After this dark day in U.S. history, one of the most eloquent statements came from George W. Bush.
“To those who are disappointed in the results of the election: Our country is more important than the politics of the moment,” he said. “Let the officials elected by the people fulfill their duties and represent our voices in peace and safety.”
Bush was president during another dark time in our nation’s history: the 9/11 attacks. That was worse, in terms of destruction and lives lost, but Jan. 6 breaks our hearts for another reason.
We did this to ourselves.
The Joplin Globe, Jan. 10
Lawmakers who have returned this week to Jefferson City face no shortage of challenges. Everything swings on the state’s ability to bring COVID-19 under control as quickly as possible.
We urge lawmakers to take whatever steps they can to expedite distribution of and access to the vaccines, and that includes a measure that would permit dentists to administer COVID-19 vaccinations according to state rules. State Sen. Bill White, R-Joplin, wants to provide some liability protection for health care operations as well as businesses that switched manufacturing in order to make products related to the pandemic, such as hand sanitizer. His proposal makes sense on the surface, although the devil will be in the details as they are hammered out by lawmakers. It’s worth discussing, but we’ll reserve judgment for now.
Some lawmakers this year have proposed limiting the ability of local officials to close businesses, require masks or issue other health-related orders. That’s best left to local control, and we don’t think there’s a role for lawmakers or a need to get involved.
Funding for K-12 and higher education must remain a priority, despite the projected $400 million drop in general revenue. Health care, too, is front and center, with additional costs because Missouri voters expanded Medicaid last summer. The state has options for raising revenue — Missouri’s cigarette tax is low-hanging fruit. The tax of 17 cents per pack is not only the lowest in the country but imposes additional burdens in the form of higher health care costs. In other words, this low tax is costing us money. We could go up by $1.60 a pack and still be below the national average. As we have argued before, there waits hundreds of millions of dollars that could be used for health care and education.
Highways and bridges, too, must also be addressed.
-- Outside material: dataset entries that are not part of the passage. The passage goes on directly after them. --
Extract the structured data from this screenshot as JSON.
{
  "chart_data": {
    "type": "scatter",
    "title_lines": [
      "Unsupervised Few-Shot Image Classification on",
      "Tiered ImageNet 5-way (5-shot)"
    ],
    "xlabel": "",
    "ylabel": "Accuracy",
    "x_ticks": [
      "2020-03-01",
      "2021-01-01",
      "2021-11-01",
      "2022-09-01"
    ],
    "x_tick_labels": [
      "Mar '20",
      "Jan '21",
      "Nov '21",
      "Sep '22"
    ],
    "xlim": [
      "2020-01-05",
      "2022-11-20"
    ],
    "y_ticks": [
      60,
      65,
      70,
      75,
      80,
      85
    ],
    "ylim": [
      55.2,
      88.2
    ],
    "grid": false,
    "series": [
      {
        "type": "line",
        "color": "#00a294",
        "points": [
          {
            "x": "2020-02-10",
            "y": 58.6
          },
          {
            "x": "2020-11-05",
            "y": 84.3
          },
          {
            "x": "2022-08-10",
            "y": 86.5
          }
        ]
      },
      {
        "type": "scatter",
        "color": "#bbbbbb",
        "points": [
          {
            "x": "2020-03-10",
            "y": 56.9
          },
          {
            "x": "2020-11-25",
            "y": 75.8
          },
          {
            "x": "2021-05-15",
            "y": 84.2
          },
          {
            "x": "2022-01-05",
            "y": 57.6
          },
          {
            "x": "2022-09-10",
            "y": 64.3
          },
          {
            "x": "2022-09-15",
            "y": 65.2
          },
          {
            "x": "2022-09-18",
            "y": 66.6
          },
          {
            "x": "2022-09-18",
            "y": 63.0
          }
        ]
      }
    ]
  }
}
Here again, Missouri has options. While we have the seventh-largest highway system in the nation, we also have one of the lowest gas taxes at just 17 cents per gallon. Senate President Pro Tem Dave Schatz, R-Sullivan, wants to put a proposal before voters boosting the gas tax by 2 cents per year, for five years, taking it to 27 cents. That would still be below the national average. This is an increase Republicans could get behind, as gas tax increases have been endorsed by Gov. Mike Parson and the Missouri Chamber of Commerce and Industry.
By the way, one study concluded Missouri is losing $8 billion annually because of rough roads, fuel waste caused by congestion, and traffic accidents; for Southwest Missouri, the study put the cost at $1,500 annually per driver. Another instance of a low tax actually costing us money.
All we ask is that some percentage of that additional transportation revenue, should it be approved, be committed to providing matching grants for communities and organizations that want to develop trails, prioritizing the 140-mile Rock Island opportunity that awaits on the south side of the Missouri River.